In this modern series, PFS improved for poor risk patients, while OS improved in all IGCCCG risk groups. A new prognostic model including older age and presence of lung metastases as additional negative factors is proposed. Independent validation and comparison to the IGCCCG 1997 are being conducted and will tell if the model can identify patient subgroups who may require intensified treatment.

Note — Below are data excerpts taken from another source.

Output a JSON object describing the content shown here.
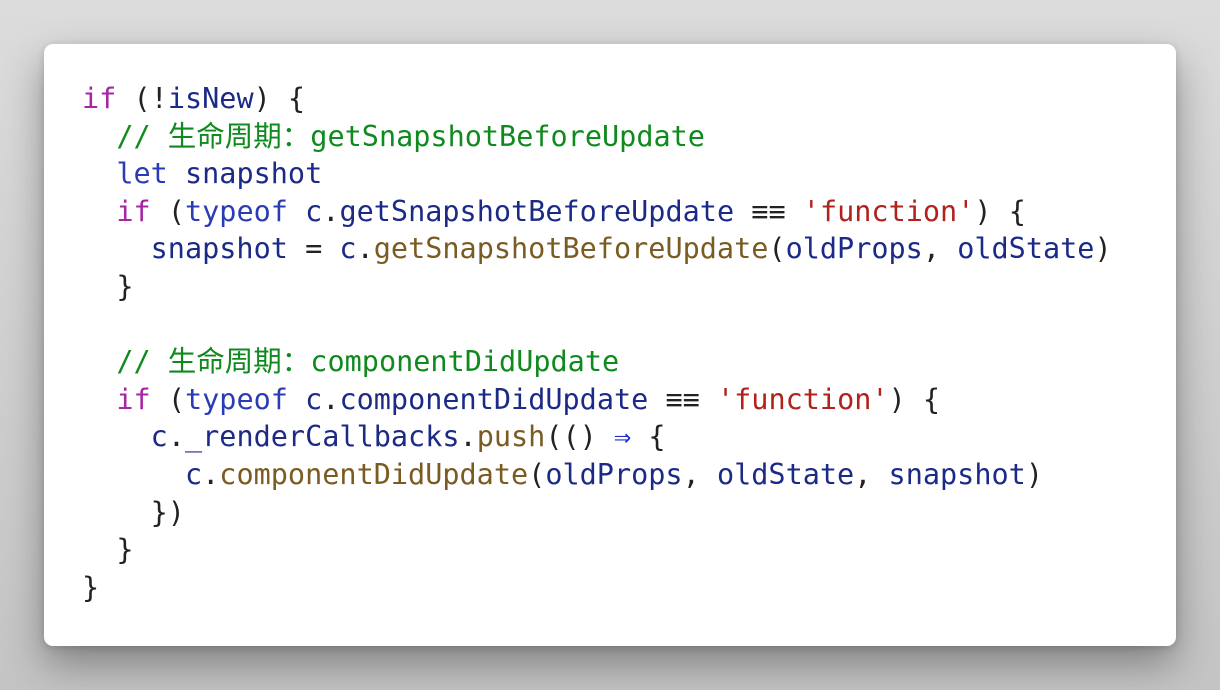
{
  "code": {
    "lines": [
      {
        "tokens": [
          {
            "t": "if",
            "c": "kw"
          },
          {
            "t": " (!",
            "c": "pn"
          },
          {
            "t": "isNew",
            "c": "id"
          },
          {
            "t": ") {",
            "c": "pn"
          }
        ]
      },
      {
        "tokens": [
          {
            "t": "  ",
            "c": "pn"
          },
          {
            "t": "// 生命周期：getSnapshotBeforeUpdate",
            "c": "cm"
          }
        ]
      },
      {
        "tokens": [
          {
            "t": "  ",
            "c": "pn"
          },
          {
            "t": "let",
            "c": "kw2"
          },
          {
            "t": " ",
            "c": "pn"
          },
          {
            "t": "snapshot",
            "c": "id"
          }
        ]
      },
      {
        "tokens": [
          {
            "t": "  ",
            "c": "pn"
          },
          {
            "t": "if",
            "c": "kw"
          },
          {
            "t": " (",
            "c": "pn"
          },
          {
            "t": "typeof",
            "c": "kw2"
          },
          {
            "t": " ",
            "c": "pn"
          },
          {
            "t": "c",
            "c": "id"
          },
          {
            "t": ".",
            "c": "pn"
          },
          {
            "t": "getSnapshotBeforeUpdate",
            "c": "id"
          },
          {
            "t": " ",
            "c": "pn"
          },
          {
            "t": "≡≡",
            "c": "pn"
          },
          {
            "t": " ",
            "c": "pn"
          },
          {
            "t": "'function'",
            "c": "str"
          },
          {
            "t": ") {",
            "c": "pn"
          }
        ]
      },
      {
        "tokens": [
          {
            "t": "    ",
            "c": "pn"
          },
          {
            "t": "snapshot",
            "c": "id"
          },
          {
            "t": " = ",
            "c": "pn"
          },
          {
            "t": "c",
            "c": "id"
          },
          {
            "t": ".",
            "c": "pn"
          },
          {
            "t": "getSnapshotBeforeUpdate",
            "c": "fn"
          },
          {
            "t": "(",
            "c": "pn"
          },
          {
            "t": "oldProps",
            "c": "id"
          },
          {
            "t": ", ",
            "c": "pn"
          },
          {
            "t": "oldState",
            "c": "id"
          },
          {
            "t": ")",
            "c": "pn"
          }
        ]
      },
      {
        "tokens": [
          {
            "t": "  }",
            "c": "pn"
          }
        ]
      },
      {
        "tokens": [
          {
            "t": "",
            "c": "pn"
          }
        ]
      },
      {
        "tokens": [
          {
            "t": "  ",
            "c": "pn"
          },
          {
            "t": "// 生命周期：componentDidUpdate",
            "c": "cm"
          }
        ]
      },
      {
        "tokens": [
          {
            "t": "  ",
            "c": "pn"
          },
          {
            "t": "if",
            "c": "kw"
          },
          {
            "t": " (",
            "c": "pn"
          },
          {
            "t": "typeof",
            "c": "kw2"
          },
          {
            "t": " ",
            "c": "pn"
          },
          {
            "t": "c",
            "c": "id"
          },
          {
            "t": ".",
            "c": "pn"
          },
          {
            "t": "componentDidUpdate",
            "c": "id"
          },
          {
            "t": " ",
            "c": "pn"
          },
          {
            "t": "≡≡",
            "c": "pn"
          },
          {
            "t": " ",
            "c": "pn"
          },
          {
            "t": "'function'",
            "c": "str"
          },
          {
            "t": ") {",
            "c": "pn"
          }
        ]
      },
      {
        "tokens": [
          {
            "t": "    ",
            "c": "pn"
          },
          {
            "t": "c",
            "c": "id"
          },
          {
            "t": ".",
            "c": "pn"
          },
          {
            "t": "_renderCallbacks",
            "c": "id"
          },
          {
            "t": ".",
            "c": "pn"
          },
          {
            "t": "push",
            "c": "fn"
          },
          {
            "t": "(() ",
            "c": "pn"
          },
          {
            "t": "⇒",
            "c": "op"
          },
          {
            "t": " {",
            "c": "pn"
          }
        ]
      },
      {
        "tokens": [
          {
            "t": "      ",
            "c": "pn"
          },
          {
            "t": "c",
            "c": "id"
          },
          {
            "t": ".",
            "c": "pn"
          },
          {
            "t": "componentDidUpdate",
            "c": "fn"
          },
          {
            "t": "(",
            "c": "pn"
          },
          {
            "t": "oldProps",
            "c": "id"
          },
          {
            "t": ", ",
            "c": "pn"
          },
          {
            "t": "oldState",
            "c": "id"
          },
          {
            "t": ", ",
            "c": "pn"
          },
          {
            "t": "snapshot",
            "c": "id"
          },
          {
            "t": ")",
            "c": "pn"
          }
        ]
      },
      {
        "tokens": [
          {
            "t": "    })",
            "c": "pn"
          }
        ]
      },
      {
        "tokens": [
          {
            "t": "  }",
            "c": "pn"
          }
        ]
      },
      {
        "tokens": [
          {
            "t": "}",
            "c": "pn"
          }
        ]
      }
    ]
  },
  "colors": {
    "background": "#c9c9c9",
    "card": "#ffffff",
    "keyword": "#a626a4",
    "keyword2": "#2a3cb5",
    "comment": "#0f8a1e",
    "string": "#b0221b",
    "function": "#7a5b22",
    "identifier": "#1c2a87",
    "operator": "#1f2bd6"
  }
}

Legal entity responsible for the study

The International Germ Cell Cancer Collaborative Group (IGCCCG).

Funding

Swiss Cancer Foundation.

Disclosure

S. Gillessen: Advisory / Consultancy: AAA International, Active Biotech, Amgen, Astellas Pharma, Bayer, Bristol-Myers Squibb, CellSearch, Clovis, CureVac, Dendreon, ESSA Pharmaceuticals, Ferring, Innocrin Pharmaceuticals, Janssen Cilag, MaxiVAX SA, Millennium, Nectar, Novartis, Orion, Pfizer,; Licensing / Royalties: Co-inventor on patent application (WO 2009138392 A1) for a method for biomarker discover (granted in China, Europe, Japan and the US). R. de Wit: Honoraria (self): Merck, Sanofi, Bayer, Janssen, Roche and Clovis. R.A. Huddart: Honoraria (self): Janssen; Advisory / Consultancy, Research grant / Funding (self), Travel / Accommodation / Expenses: MSD; Advisory / Consultancy, Speaker Bureau / Expert testimony, Travel / Accommodation / Expenses: Roche; Advisory / Consultancy: Bristol-Myers Squibb; Research grant / Funding (self): CRUK; Honoraria (self), Advisory / Consultancy, Travel / Accommodation / Expenses: Nektar. All other authors have declared no conflicts of interest.